Venezuela’s humanitarian crisis is well-documented, with millions having fled the country and the homicide rate among the highest in the world, even according to government statistics.

Branson says that he is organizing the concert after a direct request from Guiado and another opposition leader, Leopoldo Lopez, raising questions about the political neutrality of the exercise.

They have asked us to help organize a beautiful concert, to help bring global attention to this unacceptable and preventable crisis.”

Richard Branson

Money raised will be transferred to the Colombian NGO Solidaridad Por Colombia, which will hold it in a trust before working with aid experts to distribute it – exact plans remain unclear.

The organizing team is committed to an approach that is professional, unbureaucratic, efficient, transparent, and accountable.”

Venezuela Aid Live

The concert organizers say they also aim to “reopen Venezuela’s border so humanitarian aid can finally reach those who need it the most.”

This would include the American aid that is currently being held in US military vehicles.

Maduro has lashed out against Trump for trying to “force” aid on Venezuela, claiming that the country neither wants nor needs it.

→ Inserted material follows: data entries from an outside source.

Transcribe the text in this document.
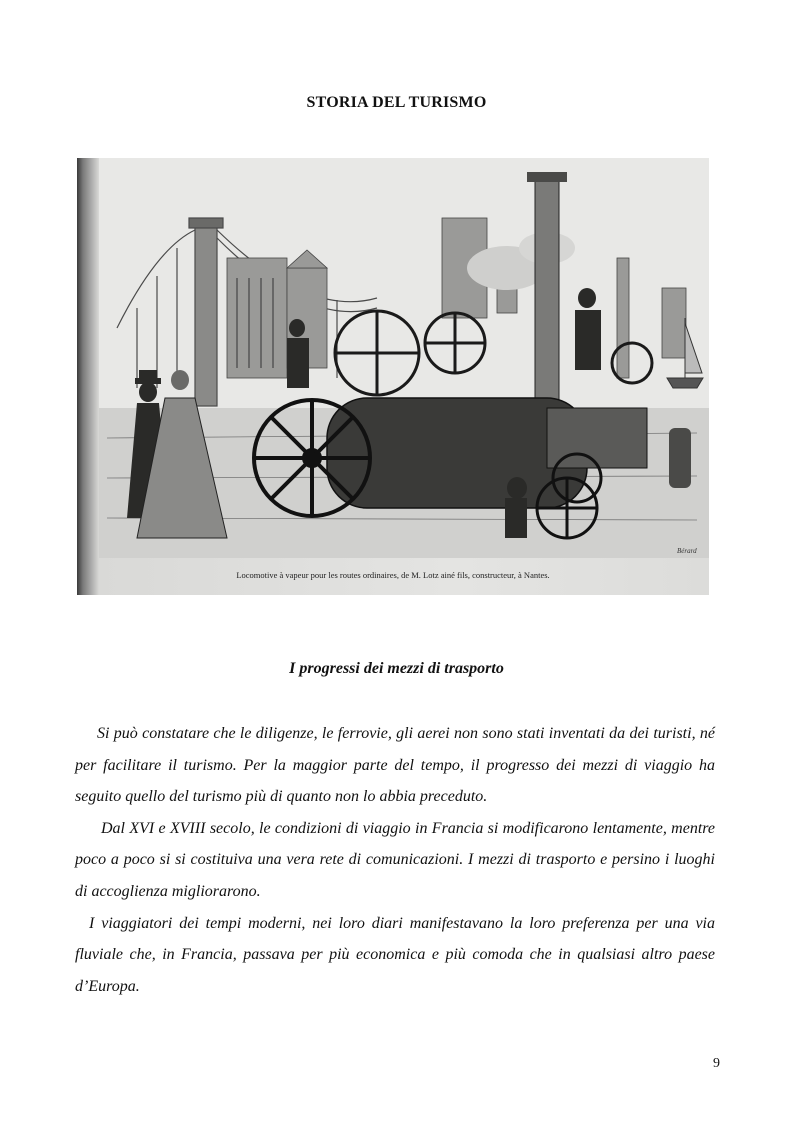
STORIA DEL TURISMO
Bérard
Locomotive à vapeur pour les routes ordinaires, de M. Lotz ainé fils, constructeur, à Nantes.
I progressi dei mezzi di trasporto

Si può constatare che le diligenze, le ferrovie, gli aerei non sono stati inventati da dei turisti, né per facilitare il turismo. Per la maggior parte del tempo, il progresso dei mezzi di viaggio ha seguito quello del turismo più di quanto non lo abbia preceduto.

Dal XVI e XVIII secolo, le condizioni di viaggio in Francia si modificarono lentamente, mentre poco a poco si si costituiva una vera rete di comunicazioni. I mezzi di trasporto e persino i luoghi di accoglienza migliorarono.

I viaggiatori dei tempi moderni, nei loro diari manifestavano la loro preferenza per una via fluviale che, in Francia, passava per più economica e più comoda che in qualsiasi altro paese d’Europa.

9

Guaido himself has announced plans to bring aid into Venezuela on Saturday from various neighboring countries, including Colombia. The self-proclaimed interim president has said he plans to get aid into the country on February 23, by urging Venezuelans to mobilize form “caravans” and a “humanitarian avalanche” at the borders.

Trump has said that all options, including military intervention, are on the table. Maduro has consistently said that any possible US intervention would be met with resistance from the Venezuelan military and has threatened to attack Colombia if US soldiers cross the border.

Branson’s own net worth is estimated by Forbes at $4.1 billion – 410 times what he aims to raise.

Let the music inspire and mobilize you. United through music, we can make a huge difference and help bring an end to the needless suffering of millions.”